De fato a Lei de Responsabilidade Fiscal trouxe várias regras no sentido de dar maior transparência aos gastos públicos, ao dedicar todo o Capítulo IX ao controle e a fiscalização na gestão fiscal dos Administradores, definindo ferramentas de transparência da gestão que deverão ser divulgados amplamente, inclusive em meios eletrônicos de acesso público, bem como o incentivo a participação da população e a realização de audiências públicas durante os processos de elaboração e discussão dos planos, lei de diretrizes orçamentarias e orçamentos, como estabelecem seus arts. 48 e 49:
Art. 48. São instrumentos de transparência da gestão fiscal, aos quais será dada ampla divulgação, inclusive em meios eletrônicos de acesso público: os planos, orçamentos e leis de diretrizes orçamentárias; as prestações de contas e o respectivo parecer prévio; o Relatório Resumido da Execução Orçamentária e o Relatório de Gestão Fiscal; e as versões simplificadas desses documentos.
Parágrafo único.
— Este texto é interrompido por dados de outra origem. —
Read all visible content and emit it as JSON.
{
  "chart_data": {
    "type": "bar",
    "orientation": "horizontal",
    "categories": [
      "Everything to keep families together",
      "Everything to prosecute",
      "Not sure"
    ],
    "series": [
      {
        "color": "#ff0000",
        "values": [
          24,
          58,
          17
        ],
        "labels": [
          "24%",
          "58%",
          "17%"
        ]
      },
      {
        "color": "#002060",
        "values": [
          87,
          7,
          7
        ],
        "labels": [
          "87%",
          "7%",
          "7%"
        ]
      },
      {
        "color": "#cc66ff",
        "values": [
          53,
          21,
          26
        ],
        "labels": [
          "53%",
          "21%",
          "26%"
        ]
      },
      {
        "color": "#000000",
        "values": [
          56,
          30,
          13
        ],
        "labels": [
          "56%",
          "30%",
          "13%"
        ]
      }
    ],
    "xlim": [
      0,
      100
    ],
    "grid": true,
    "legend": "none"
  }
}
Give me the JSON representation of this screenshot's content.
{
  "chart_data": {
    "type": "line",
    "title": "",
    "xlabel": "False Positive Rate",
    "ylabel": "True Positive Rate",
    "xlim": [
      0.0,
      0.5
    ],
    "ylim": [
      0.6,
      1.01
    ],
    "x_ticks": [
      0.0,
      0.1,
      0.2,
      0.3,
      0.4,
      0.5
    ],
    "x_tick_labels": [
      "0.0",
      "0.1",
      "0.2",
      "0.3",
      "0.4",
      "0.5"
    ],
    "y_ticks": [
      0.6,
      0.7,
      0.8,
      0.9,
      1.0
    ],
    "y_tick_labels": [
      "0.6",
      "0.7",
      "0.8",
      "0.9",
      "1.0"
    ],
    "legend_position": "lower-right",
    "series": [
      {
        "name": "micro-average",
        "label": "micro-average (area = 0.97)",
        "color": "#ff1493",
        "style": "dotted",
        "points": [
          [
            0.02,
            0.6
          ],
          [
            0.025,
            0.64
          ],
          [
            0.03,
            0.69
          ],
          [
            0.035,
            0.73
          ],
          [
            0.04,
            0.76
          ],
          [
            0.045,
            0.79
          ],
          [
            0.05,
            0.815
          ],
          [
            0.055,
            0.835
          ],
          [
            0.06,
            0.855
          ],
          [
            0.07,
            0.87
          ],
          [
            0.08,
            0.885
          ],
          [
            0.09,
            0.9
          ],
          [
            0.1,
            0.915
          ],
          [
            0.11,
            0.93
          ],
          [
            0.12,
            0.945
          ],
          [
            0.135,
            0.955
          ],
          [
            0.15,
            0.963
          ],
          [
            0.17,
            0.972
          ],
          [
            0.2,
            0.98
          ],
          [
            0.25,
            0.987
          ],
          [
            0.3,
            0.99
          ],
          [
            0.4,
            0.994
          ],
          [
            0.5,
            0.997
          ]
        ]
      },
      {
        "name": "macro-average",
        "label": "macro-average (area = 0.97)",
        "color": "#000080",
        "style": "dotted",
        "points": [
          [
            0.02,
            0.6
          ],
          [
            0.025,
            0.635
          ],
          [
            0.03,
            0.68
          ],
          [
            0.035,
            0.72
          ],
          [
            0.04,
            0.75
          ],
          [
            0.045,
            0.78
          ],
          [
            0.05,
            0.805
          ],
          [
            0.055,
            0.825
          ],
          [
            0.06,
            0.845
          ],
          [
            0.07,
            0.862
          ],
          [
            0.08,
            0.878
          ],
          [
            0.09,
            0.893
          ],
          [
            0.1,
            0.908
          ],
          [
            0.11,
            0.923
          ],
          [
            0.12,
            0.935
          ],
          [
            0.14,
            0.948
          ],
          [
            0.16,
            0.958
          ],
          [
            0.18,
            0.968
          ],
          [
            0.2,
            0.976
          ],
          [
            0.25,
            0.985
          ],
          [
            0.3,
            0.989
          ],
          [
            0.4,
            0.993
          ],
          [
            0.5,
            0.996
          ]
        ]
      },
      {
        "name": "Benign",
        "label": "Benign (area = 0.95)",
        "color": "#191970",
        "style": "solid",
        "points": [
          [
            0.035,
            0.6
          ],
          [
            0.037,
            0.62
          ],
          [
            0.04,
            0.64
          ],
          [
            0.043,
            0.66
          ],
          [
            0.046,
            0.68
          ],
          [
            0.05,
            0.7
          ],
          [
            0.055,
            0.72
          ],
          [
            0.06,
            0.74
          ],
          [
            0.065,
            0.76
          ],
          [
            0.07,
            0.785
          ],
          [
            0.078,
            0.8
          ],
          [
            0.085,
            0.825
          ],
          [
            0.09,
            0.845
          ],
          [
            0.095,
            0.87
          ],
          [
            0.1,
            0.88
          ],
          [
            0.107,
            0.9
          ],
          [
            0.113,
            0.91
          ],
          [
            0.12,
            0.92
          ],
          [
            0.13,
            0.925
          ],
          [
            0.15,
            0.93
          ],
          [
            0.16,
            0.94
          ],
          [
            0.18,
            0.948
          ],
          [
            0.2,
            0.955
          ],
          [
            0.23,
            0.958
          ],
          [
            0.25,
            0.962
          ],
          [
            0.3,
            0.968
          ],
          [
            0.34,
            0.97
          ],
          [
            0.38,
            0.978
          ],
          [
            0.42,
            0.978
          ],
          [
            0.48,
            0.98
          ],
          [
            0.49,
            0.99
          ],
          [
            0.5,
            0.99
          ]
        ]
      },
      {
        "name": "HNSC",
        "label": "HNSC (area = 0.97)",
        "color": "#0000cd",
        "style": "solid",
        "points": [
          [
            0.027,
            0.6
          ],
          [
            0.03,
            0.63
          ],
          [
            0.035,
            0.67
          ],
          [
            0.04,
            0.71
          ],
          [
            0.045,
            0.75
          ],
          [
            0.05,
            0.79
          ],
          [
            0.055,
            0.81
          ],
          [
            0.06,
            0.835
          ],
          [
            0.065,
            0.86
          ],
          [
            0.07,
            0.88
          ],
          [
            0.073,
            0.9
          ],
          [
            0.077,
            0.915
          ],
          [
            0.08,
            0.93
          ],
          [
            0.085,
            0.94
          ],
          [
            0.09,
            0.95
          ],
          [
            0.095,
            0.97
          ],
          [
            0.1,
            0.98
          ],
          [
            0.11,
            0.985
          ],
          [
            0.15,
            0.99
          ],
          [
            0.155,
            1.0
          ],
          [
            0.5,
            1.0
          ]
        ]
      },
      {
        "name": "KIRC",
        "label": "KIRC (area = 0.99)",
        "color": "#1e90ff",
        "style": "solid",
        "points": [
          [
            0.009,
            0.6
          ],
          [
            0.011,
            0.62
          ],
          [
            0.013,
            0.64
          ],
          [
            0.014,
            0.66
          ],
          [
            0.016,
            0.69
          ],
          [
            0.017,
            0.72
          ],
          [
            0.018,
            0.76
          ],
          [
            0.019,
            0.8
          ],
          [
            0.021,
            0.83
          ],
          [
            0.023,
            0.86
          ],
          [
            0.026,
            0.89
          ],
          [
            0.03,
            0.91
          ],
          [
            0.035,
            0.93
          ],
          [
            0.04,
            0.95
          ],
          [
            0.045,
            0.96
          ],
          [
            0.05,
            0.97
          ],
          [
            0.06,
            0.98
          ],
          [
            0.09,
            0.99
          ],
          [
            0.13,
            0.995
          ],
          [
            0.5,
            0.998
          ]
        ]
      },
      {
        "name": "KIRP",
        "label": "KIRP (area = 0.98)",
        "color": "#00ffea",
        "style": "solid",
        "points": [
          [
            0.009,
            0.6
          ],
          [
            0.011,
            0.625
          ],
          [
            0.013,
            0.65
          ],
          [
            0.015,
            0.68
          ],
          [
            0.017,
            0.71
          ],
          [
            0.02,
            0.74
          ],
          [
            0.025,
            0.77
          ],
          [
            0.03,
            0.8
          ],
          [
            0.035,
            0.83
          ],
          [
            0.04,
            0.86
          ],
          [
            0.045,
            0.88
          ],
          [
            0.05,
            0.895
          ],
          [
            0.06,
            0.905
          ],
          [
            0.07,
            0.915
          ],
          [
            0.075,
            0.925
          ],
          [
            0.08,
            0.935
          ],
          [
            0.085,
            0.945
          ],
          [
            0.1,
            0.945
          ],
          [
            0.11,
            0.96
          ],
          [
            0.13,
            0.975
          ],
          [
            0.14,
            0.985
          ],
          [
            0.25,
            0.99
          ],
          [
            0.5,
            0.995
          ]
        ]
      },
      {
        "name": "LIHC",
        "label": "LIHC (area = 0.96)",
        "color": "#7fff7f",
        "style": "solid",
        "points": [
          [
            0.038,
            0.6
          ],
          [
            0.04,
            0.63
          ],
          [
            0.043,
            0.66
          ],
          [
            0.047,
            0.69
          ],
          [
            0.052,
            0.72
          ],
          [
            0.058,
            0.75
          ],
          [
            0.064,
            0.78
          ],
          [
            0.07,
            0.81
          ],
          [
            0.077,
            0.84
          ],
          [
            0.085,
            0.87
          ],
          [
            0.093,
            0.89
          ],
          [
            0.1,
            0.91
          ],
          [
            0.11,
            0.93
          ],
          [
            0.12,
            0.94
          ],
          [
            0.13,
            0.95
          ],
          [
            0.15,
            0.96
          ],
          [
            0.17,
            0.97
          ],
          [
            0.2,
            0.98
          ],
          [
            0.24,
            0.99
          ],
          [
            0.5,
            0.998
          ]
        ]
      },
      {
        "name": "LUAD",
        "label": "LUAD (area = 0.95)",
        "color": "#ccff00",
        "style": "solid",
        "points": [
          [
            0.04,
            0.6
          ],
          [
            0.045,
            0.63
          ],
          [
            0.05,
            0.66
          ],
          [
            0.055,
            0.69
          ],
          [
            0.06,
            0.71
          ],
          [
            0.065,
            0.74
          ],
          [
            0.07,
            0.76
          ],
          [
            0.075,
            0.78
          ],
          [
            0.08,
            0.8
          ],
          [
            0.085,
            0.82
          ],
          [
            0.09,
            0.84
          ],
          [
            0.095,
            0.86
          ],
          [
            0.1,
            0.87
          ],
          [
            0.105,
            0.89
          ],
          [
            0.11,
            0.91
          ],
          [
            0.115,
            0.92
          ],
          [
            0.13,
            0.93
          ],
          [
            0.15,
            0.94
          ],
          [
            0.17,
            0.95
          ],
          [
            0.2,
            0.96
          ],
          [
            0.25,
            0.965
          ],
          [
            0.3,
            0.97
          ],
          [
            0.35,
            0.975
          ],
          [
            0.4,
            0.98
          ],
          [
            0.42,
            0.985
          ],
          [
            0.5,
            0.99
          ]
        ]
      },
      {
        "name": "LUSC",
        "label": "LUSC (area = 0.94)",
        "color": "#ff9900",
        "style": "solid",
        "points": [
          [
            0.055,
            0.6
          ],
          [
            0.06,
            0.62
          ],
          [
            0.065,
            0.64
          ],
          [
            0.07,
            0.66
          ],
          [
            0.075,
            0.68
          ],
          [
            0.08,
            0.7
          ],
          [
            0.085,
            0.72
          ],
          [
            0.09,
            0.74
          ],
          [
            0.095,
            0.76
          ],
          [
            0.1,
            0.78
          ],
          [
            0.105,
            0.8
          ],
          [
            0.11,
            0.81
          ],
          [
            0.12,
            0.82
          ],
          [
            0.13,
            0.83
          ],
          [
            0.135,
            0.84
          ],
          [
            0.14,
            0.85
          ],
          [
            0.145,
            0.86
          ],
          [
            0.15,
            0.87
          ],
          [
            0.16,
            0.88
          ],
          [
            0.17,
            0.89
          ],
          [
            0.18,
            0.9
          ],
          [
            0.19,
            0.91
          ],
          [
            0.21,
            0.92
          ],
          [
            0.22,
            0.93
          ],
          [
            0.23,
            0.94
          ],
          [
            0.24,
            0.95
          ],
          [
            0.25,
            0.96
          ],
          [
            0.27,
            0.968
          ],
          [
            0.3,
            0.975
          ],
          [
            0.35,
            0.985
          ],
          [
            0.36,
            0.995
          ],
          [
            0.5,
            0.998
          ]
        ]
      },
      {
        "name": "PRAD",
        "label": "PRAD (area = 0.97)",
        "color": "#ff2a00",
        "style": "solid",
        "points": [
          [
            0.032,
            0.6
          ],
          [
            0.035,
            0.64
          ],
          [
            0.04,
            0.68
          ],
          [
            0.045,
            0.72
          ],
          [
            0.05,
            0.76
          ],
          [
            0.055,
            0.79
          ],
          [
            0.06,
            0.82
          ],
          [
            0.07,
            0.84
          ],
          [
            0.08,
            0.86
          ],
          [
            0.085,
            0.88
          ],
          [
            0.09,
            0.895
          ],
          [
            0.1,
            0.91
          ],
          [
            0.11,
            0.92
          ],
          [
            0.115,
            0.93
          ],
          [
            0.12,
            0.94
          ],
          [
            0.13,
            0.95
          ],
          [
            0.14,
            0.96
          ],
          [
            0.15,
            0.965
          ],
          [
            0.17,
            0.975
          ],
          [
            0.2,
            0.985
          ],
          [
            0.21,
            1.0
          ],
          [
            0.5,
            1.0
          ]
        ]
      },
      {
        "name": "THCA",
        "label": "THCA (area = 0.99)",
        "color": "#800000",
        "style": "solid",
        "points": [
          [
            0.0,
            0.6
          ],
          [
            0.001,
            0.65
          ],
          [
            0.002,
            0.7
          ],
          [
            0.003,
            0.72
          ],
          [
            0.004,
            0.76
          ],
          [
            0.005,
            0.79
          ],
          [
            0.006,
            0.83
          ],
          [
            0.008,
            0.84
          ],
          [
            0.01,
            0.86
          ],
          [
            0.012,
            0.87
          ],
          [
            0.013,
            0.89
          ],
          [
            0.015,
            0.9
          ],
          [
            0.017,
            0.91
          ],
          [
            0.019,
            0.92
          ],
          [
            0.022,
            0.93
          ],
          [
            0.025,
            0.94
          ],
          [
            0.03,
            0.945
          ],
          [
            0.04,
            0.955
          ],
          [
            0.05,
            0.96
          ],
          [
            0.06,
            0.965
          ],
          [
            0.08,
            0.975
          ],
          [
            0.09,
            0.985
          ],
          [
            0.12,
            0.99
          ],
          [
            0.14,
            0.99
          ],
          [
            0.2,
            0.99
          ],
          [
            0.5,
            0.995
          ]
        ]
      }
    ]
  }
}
A transparência será assegurada também mediante:
I – incentivo à participação popular e realização de audiências públicas, durante os processos de elaboração e discussão dos planos, lei de diretrizes orçamentárias e orçamentos;
II – liberação ao pleno conhecimento e acompanhamento da sociedade, em tempo real, de informações pormenorizadas sobre a execução orçamentária e financeira, em meios eletrônicos de acesso público;
III – adoção de sistema integrado de administração financeira e controle, que atenda a padrão mínimo de qualidade estabelecido pelo Poder Executivo da União e ao disposto no art. 48-A.
Art. 48-A. Para os fins a que se refere o inciso II do parágrafo único do art. 48, os entes da Federação disponibilizarão a qualquer pessoa física ou jurídica o acesso a informações referentes a:
I – quanto à despesa: todos os atos praticados pelas unidades gestoras no decorrer da execução da despesa, no momento de sua realização, com a disponibilização mínima dos dados referentes ao número do correspondente processo, ao bem fornecido ou ao serviço prestado, à pessoa física ou jurídica beneficiária do pagamento e, quando for o caso, ao procedimento licitatório realizado;
II – quanto à receita: o lançamento e o recebimento de toda a receita das unidades gestoras, inclusive referente a recursos extraordinários.
Art. 49. As contas apresentadas pelo Chefe do Poder Executivo ficarão disponíveis, durante todo o exercício, no respectivo Poder Legislativo e no órgão técnico responsável pela sua elaboração, para consulta e apreciação pelos cidadãos e instituições da sociedade.
Parágrafo único. A prestação de contas da União conterá demonstrativos do Tesouro Nacional e das agências financeiras oficiais de fomento, incluído o Banco Nacional de Desenvolvimento Econômico e Social, especificando os empréstimos e financiamentos concedidos com recursos oriundos dos orçamentos fiscal e da seguridade social e, no caso das agências financeiras, avaliação circunstanciada do impacto fiscal de suas atividades no exercício.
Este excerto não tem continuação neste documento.